European researchers report that both forced vital capacity (FVC), a measure of lung size, and forced expiratory volume in one second (FEV1), a measure of how much air can be forcefully exhaled in one second, declined in women going through the menopausal transition and after menopause beyond what would be expected through normal aging.

In what they believe is the first longitudinal population-based study of lung function and menopause, the researchers analyzed data from 1,438 women enrolled in the European Respiratory Health Survey. Participants in the study ranged in age from 25 to 48 at enrollment, and none was menopausal when the study began. They were followed for 20 years and during that time most went through the menopausal transition or became postmenopausal.

See more at Articles in Press.

Industry

 

PCEye Mini from Tobii Dynavox Wins Award 

Tobii Dynavox, the global leader in eye tracking and touch based communication devices, announced that the PCEye Mini with IS4 Eye Tracker was named a CES 2017 Best of Innovation Award Honoree in the “Tech for a Better World” product category. The annual CES Innovation Awards celebrate outstanding product design and engineering in brand-new consumer technology products.

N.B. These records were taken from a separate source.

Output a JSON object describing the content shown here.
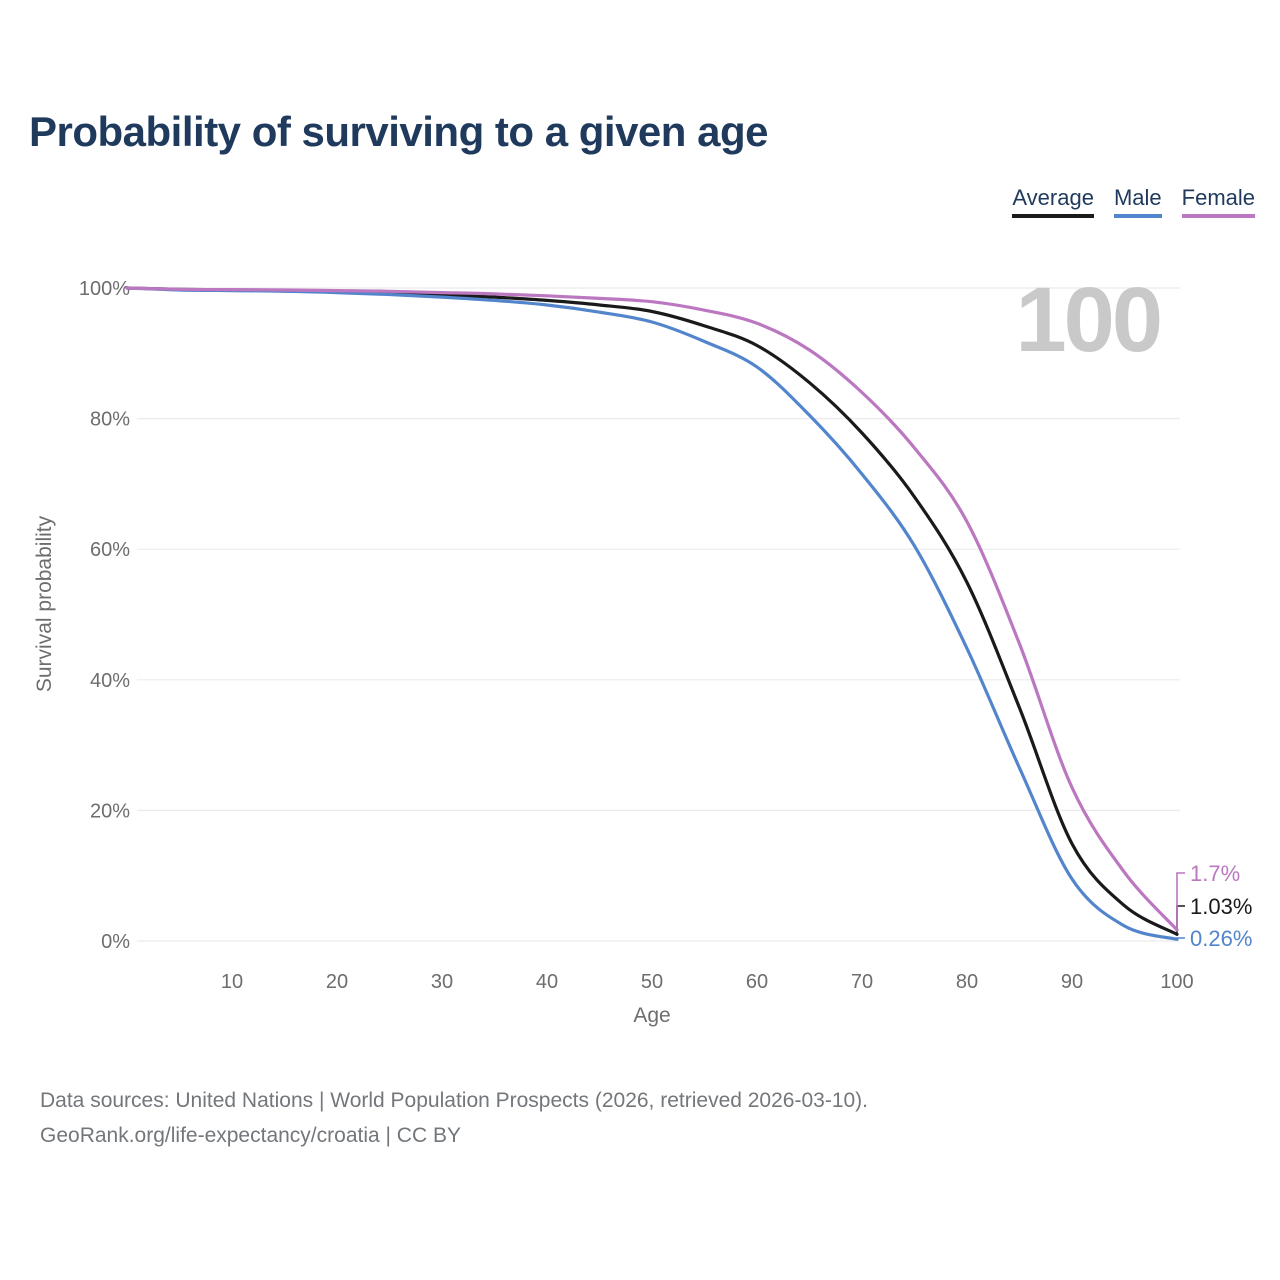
{
  "title": "Probability of surviving to a given age",
  "source": {
    "line1": "Data sources: United Nations | World Population Prospects (2026, retrieved 2026-03-10).",
    "line2": "GeoRank.org/life-expectancy/croatia | CC BY"
  },
  "colors": {
    "title_text": "#1f3a5c",
    "axis_text": "#6d6d6d",
    "grid_line": "#ebebeb",
    "watermark_text": "#c9c9c9",
    "source_text": "#73777b",
    "average": "#1a1a1a",
    "male": "#5285cb",
    "female": "#bb77c0"
  },
  "chart_data": {
    "type": "line",
    "title": "Probability of surviving to a given age",
    "xlabel": "Age",
    "ylabel": "Survival probability",
    "xlim": [
      0,
      100
    ],
    "ylim": [
      0,
      100
    ],
    "grid": "horizontal",
    "legend_position": "top-right",
    "watermark": "100",
    "x_ticks": [
      10,
      20,
      30,
      40,
      50,
      60,
      70,
      80,
      90,
      100
    ],
    "x_tick_labels": [
      "10",
      "20",
      "30",
      "40",
      "50",
      "60",
      "70",
      "80",
      "90",
      "100"
    ],
    "y_ticks": [
      0,
      20,
      40,
      60,
      80,
      100
    ],
    "y_tick_labels": [
      "0%",
      "20%",
      "40%",
      "60%",
      "80%",
      "100%"
    ],
    "x": [
      0,
      5,
      10,
      15,
      20,
      25,
      30,
      35,
      40,
      45,
      50,
      55,
      60,
      65,
      70,
      75,
      80,
      85,
      90,
      95,
      100
    ],
    "series": [
      {
        "name": "Average",
        "color": "#1a1a1a",
        "end_label": "1.03%",
        "values": [
          100,
          99.8,
          99.7,
          99.6,
          99.5,
          99.3,
          99.0,
          98.6,
          98.1,
          97.4,
          96.4,
          94.2,
          91.2,
          85.5,
          77.8,
          68.0,
          54.9,
          35.7,
          14.9,
          5.4,
          1.03
        ]
      },
      {
        "name": "Male",
        "color": "#5285cb",
        "end_label": "0.26%",
        "values": [
          100,
          99.7,
          99.6,
          99.5,
          99.3,
          99.0,
          98.6,
          98.1,
          97.4,
          96.3,
          94.8,
          91.8,
          87.9,
          80.5,
          71.5,
          60.5,
          44.8,
          26.5,
          9.5,
          2.3,
          0.26
        ]
      },
      {
        "name": "Female",
        "color": "#bb77c0",
        "end_label": "1.7%",
        "values": [
          100,
          99.8,
          99.75,
          99.7,
          99.6,
          99.5,
          99.3,
          99.1,
          98.8,
          98.4,
          97.9,
          96.6,
          94.6,
          90.5,
          84.0,
          75.5,
          64.2,
          45.5,
          23.5,
          10.5,
          1.7
        ]
      }
    ]
  }
}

The Tobii Dynavox PCEye Mini is the smallest eye tracker on the market and optimized for individuals that do not have use of their hands—due in part to disabilities such as Spinal Cord Injuries, ALS, Stroke, Cerebral Palsy, Rett Syndrome, or other degenerative conditions.

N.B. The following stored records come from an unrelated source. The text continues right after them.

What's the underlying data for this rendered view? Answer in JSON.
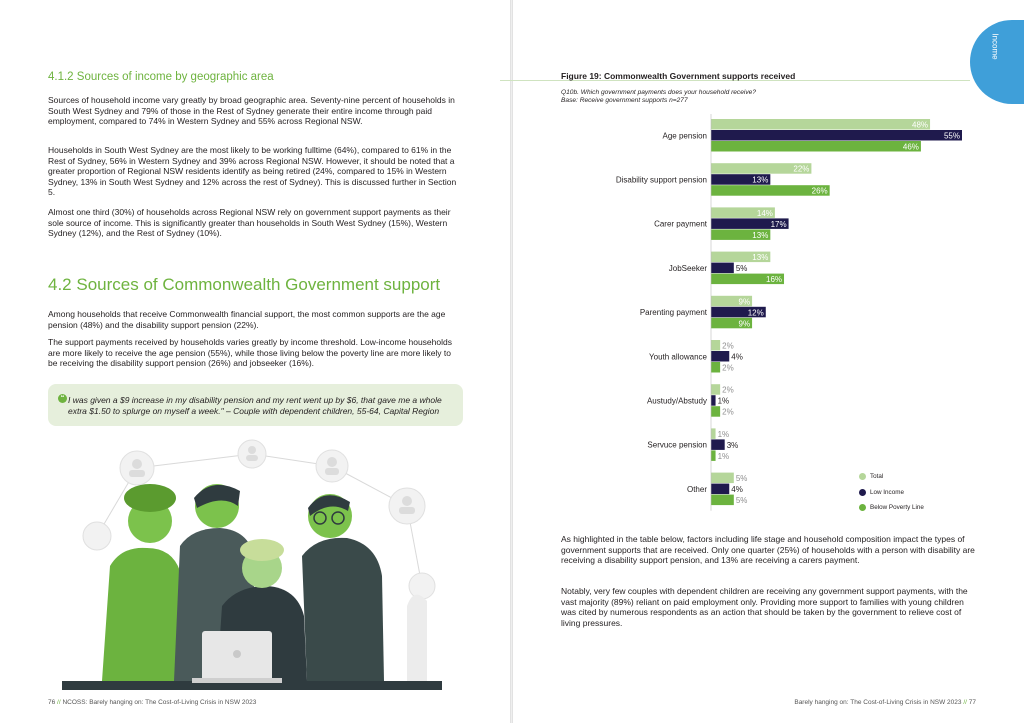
{
  "left": {
    "subheading": "4.1.2 Sources of income by geographic area",
    "paragraphs": [
      "Sources of household income vary greatly by broad geographic area. Seventy-nine percent of households in South West Sydney and 79% of those in the Rest of Sydney generate their entire income through paid employment, compared to 74% in Western Sydney and 55% across Regional NSW.",
      "Households in South West Sydney are the most likely to be working fulltime (64%), compared to 61% in the Rest of Sydney, 56% in Western Sydney and 39% across Regional NSW. However, it should be noted that a greater proportion of Regional NSW residents identify as being retired (24%, compared to 15% in Western Sydney, 13% in South West Sydney and 12% across the rest of Sydney). This is discussed further in Section 5.",
      "Almost one third (30%) of households across Regional NSW rely on government support payments as their sole source of income. This is significantly greater than households in South West Sydney (15%), Western Sydney (12%), and the Rest of Sydney (10%)."
    ],
    "heading": "4.2 Sources of Commonwealth Government support",
    "paragraphs2": [
      "Among households that receive Commonwealth financial support, the most common supports are the age pension (48%) and the disability support pension (22%).",
      "The support payments received by households varies greatly by income threshold. Low-income households are more likely to receive the age pension (55%), while those living below the poverty line are more likely to be receiving the disability support pension (26%) and jobseeker (16%)."
    ],
    "quote": "I was given a $9 increase in my disability pension and my rent went up by $6, that gave me a whole extra $1.50 to splurge on myself a week.\" – Couple with dependent children, 55-64, Capital Region",
    "quote_icon": "quote-icon",
    "footer": {
      "page": "76",
      "sep": "//",
      "text": "NCOSS: Barely hanging on: The Cost-of-Living Crisis in NSW 2023"
    }
  },
  "right": {
    "tab_label": "Income",
    "figure_title": "Figure 19: Commonwealth Government supports received",
    "question": "Q10b. Which government payments does your household receive?",
    "base": "Base: Receive government supports n=277",
    "paragraphs": [
      "As highlighted in the table below, factors including life stage and household composition impact the types of government supports that are received. Only one quarter (25%) of households with a person with disability are receiving a disability support pension, and 13% are receiving a carers payment.",
      "Notably, very few couples with dependent children are receiving any government support payments, with the vast majority (89%) reliant on paid employment only. Providing more support to families with young children was cited by numerous respondents as an action that should be taken by the government to relieve cost of living pressures."
    ],
    "footer": {
      "text": "Barely hanging on: The Cost-of-Living Crisis in NSW 2023",
      "sep": "//",
      "page": "77"
    }
  },
  "colors": {
    "total": "#b5d69a",
    "low_income": "#1f1a4d",
    "below_poverty": "#6cb33f",
    "accent_green": "#6eb33f",
    "tab_blue": "#3f9fd9"
  },
  "chart_data": {
    "type": "bar",
    "orientation": "horizontal",
    "title": "Figure 19: Commonwealth Government supports received",
    "categories": [
      "Age pension",
      "Disability support pension",
      "Carer payment",
      "JobSeeker",
      "Parenting payment",
      "Youth allowance",
      "Austudy/Abstudy",
      "Servuce pension",
      "Other"
    ],
    "series": [
      {
        "name": "Total",
        "values": [
          48,
          22,
          14,
          13,
          9,
          2,
          2,
          1,
          5
        ]
      },
      {
        "name": "Low Income",
        "values": [
          55,
          13,
          17,
          5,
          12,
          4,
          1,
          3,
          4
        ]
      },
      {
        "name": "Below Poverty Line",
        "values": [
          46,
          26,
          13,
          16,
          9,
          2,
          2,
          1,
          5
        ]
      }
    ],
    "value_suffix": "%",
    "xlim": [
      0,
      55
    ],
    "grid": false,
    "legend": "bottom-right"
  }
}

The device enables users to control a computer, laptop or tablet using only their eyes. With the PCEye Mini, individuals with disabilities that inhibit the use of their hands or arms can remain in the workplace longer or even return to work.

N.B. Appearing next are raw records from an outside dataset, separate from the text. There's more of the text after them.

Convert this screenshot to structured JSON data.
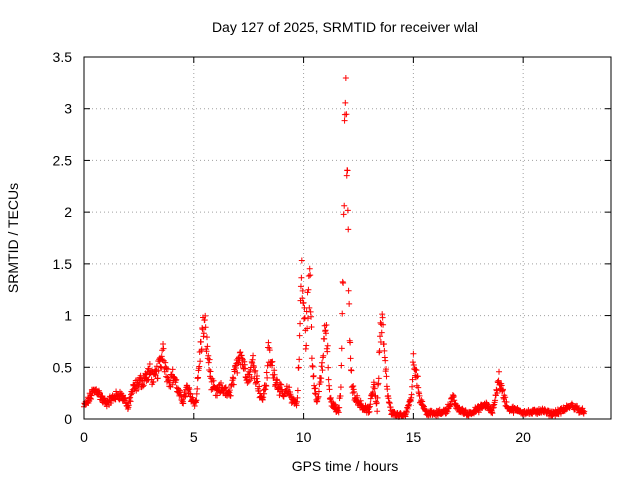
{
  "chart_data": {
    "type": "scatter",
    "title": "Day 127 of 2025, SRMTID for receiver wlal",
    "xlabel": "GPS time / hours",
    "ylabel": "SRMTID / TECUs",
    "xlim": [
      0,
      24
    ],
    "ylim": [
      0,
      3.5
    ],
    "xticks": [
      0,
      5,
      10,
      15,
      20
    ],
    "yticks": [
      0,
      0.5,
      1,
      1.5,
      2,
      2.5,
      3,
      3.5
    ],
    "xtick_labels": [
      "0",
      "5",
      "10",
      "15",
      "20"
    ],
    "ytick_labels": [
      "0",
      "0.5",
      "1",
      "1.5",
      "2",
      "2.5",
      "3",
      "3.5"
    ],
    "grid": true,
    "marker": "+",
    "series": [
      {
        "name": "wlal",
        "color": "#ff0000",
        "anchors": [
          [
            0.0,
            0.12
          ],
          [
            0.2,
            0.18
          ],
          [
            0.4,
            0.26
          ],
          [
            0.6,
            0.28
          ],
          [
            0.8,
            0.2
          ],
          [
            1.0,
            0.15
          ],
          [
            1.3,
            0.2
          ],
          [
            1.6,
            0.24
          ],
          [
            1.9,
            0.18
          ],
          [
            2.0,
            0.1
          ],
          [
            2.2,
            0.28
          ],
          [
            2.5,
            0.35
          ],
          [
            2.8,
            0.4
          ],
          [
            3.0,
            0.45
          ],
          [
            3.2,
            0.38
          ],
          [
            3.5,
            0.55
          ],
          [
            3.6,
            0.7
          ],
          [
            3.7,
            0.5
          ],
          [
            3.9,
            0.38
          ],
          [
            4.1,
            0.42
          ],
          [
            4.3,
            0.25
          ],
          [
            4.5,
            0.18
          ],
          [
            4.7,
            0.3
          ],
          [
            4.9,
            0.2
          ],
          [
            5.1,
            0.15
          ],
          [
            5.25,
            0.55
          ],
          [
            5.4,
            0.85
          ],
          [
            5.5,
            0.9
          ],
          [
            5.6,
            0.7
          ],
          [
            5.8,
            0.35
          ],
          [
            6.0,
            0.25
          ],
          [
            6.3,
            0.3
          ],
          [
            6.6,
            0.22
          ],
          [
            6.9,
            0.45
          ],
          [
            7.1,
            0.68
          ],
          [
            7.3,
            0.5
          ],
          [
            7.5,
            0.4
          ],
          [
            7.7,
            0.55
          ],
          [
            7.9,
            0.35
          ],
          [
            8.1,
            0.18
          ],
          [
            8.3,
            0.35
          ],
          [
            8.4,
            0.65
          ],
          [
            8.5,
            0.55
          ],
          [
            8.7,
            0.4
          ],
          [
            8.9,
            0.3
          ],
          [
            9.1,
            0.22
          ],
          [
            9.3,
            0.28
          ],
          [
            9.5,
            0.18
          ],
          [
            9.7,
            0.15
          ],
          [
            9.8,
            0.6
          ],
          [
            9.9,
            1.4
          ],
          [
            10.0,
            1.1
          ],
          [
            10.1,
            0.75
          ],
          [
            10.2,
            1.15
          ],
          [
            10.3,
            1.3
          ],
          [
            10.4,
            0.55
          ],
          [
            10.6,
            0.15
          ],
          [
            10.8,
            0.4
          ],
          [
            11.0,
            0.9
          ],
          [
            11.1,
            0.6
          ],
          [
            11.2,
            0.18
          ],
          [
            11.4,
            0.12
          ],
          [
            11.6,
            0.08
          ],
          [
            11.7,
            0.3
          ],
          [
            11.8,
            1.5
          ],
          [
            11.85,
            2.4
          ],
          [
            11.9,
            3.05
          ],
          [
            11.95,
            2.8
          ],
          [
            12.0,
            2.1
          ],
          [
            12.05,
            1.4
          ],
          [
            12.1,
            0.8
          ],
          [
            12.2,
            0.3
          ],
          [
            12.4,
            0.2
          ],
          [
            12.6,
            0.14
          ],
          [
            12.8,
            0.1
          ],
          [
            13.0,
            0.08
          ],
          [
            13.2,
            0.35
          ],
          [
            13.35,
            0.1
          ],
          [
            13.5,
            0.85
          ],
          [
            13.6,
            0.88
          ],
          [
            13.7,
            0.55
          ],
          [
            13.85,
            0.2
          ],
          [
            14.0,
            0.06
          ],
          [
            14.3,
            0.04
          ],
          [
            14.6,
            0.03
          ],
          [
            14.9,
            0.2
          ],
          [
            15.0,
            0.55
          ],
          [
            15.1,
            0.48
          ],
          [
            15.3,
            0.2
          ],
          [
            15.6,
            0.06
          ],
          [
            16.0,
            0.05
          ],
          [
            16.5,
            0.08
          ],
          [
            16.8,
            0.2
          ],
          [
            17.0,
            0.1
          ],
          [
            17.5,
            0.05
          ],
          [
            18.0,
            0.1
          ],
          [
            18.3,
            0.14
          ],
          [
            18.6,
            0.06
          ],
          [
            18.9,
            0.4
          ],
          [
            19.0,
            0.3
          ],
          [
            19.3,
            0.1
          ],
          [
            19.8,
            0.08
          ],
          [
            20.3,
            0.06
          ],
          [
            20.8,
            0.08
          ],
          [
            21.3,
            0.05
          ],
          [
            21.8,
            0.08
          ],
          [
            22.2,
            0.13
          ],
          [
            22.5,
            0.1
          ],
          [
            22.8,
            0.06
          ]
        ]
      }
    ]
  }
}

TeleFlex Medical Recalls Tracheostomy Tube Set  

TeleFlex is recalling the Willy Rusch Tracheostomy Tube Set (last updated 10/20/2016) due to the possibility that the connector may disconnect from the tracheostomy tube during use on a ventilated patient. If the connector detaches from the tracheostomy tube shaft during use, it can deprive the patient of adequate ventilation and would require immediate medical intervention including changing the tracheostomy tube and placing a new tube. The use of affected products may cause serious adverse health consequences including oxygen deprivation, brain damage and death.

Cloud-based Remote Monitoring and New Masks from ResMed 

AirView for Astral™ provides physicians and providers access to key data from their life support ventilator users in ResMed's secure cloud network. Clinicians can access their patient data in AirView or through the ResMed Data Exchange where they can integrate their system's electronic health records with AirView.

AirFit F20 and N20 masks are currently being rolled out in Europe, the Middle East, Africa and Asia-Pacific (available in the United States later this year subject to clearance by the U.S. Food and Drug Administration).

AirFit F20 is a full face mask specially-designed to fit all patients, regardless of facial profile. The modular frame fits all cushion sizes.  There is a model “for her.”

AirFit N20 is a nasal mask with magnetic clips and a quick-release elbow.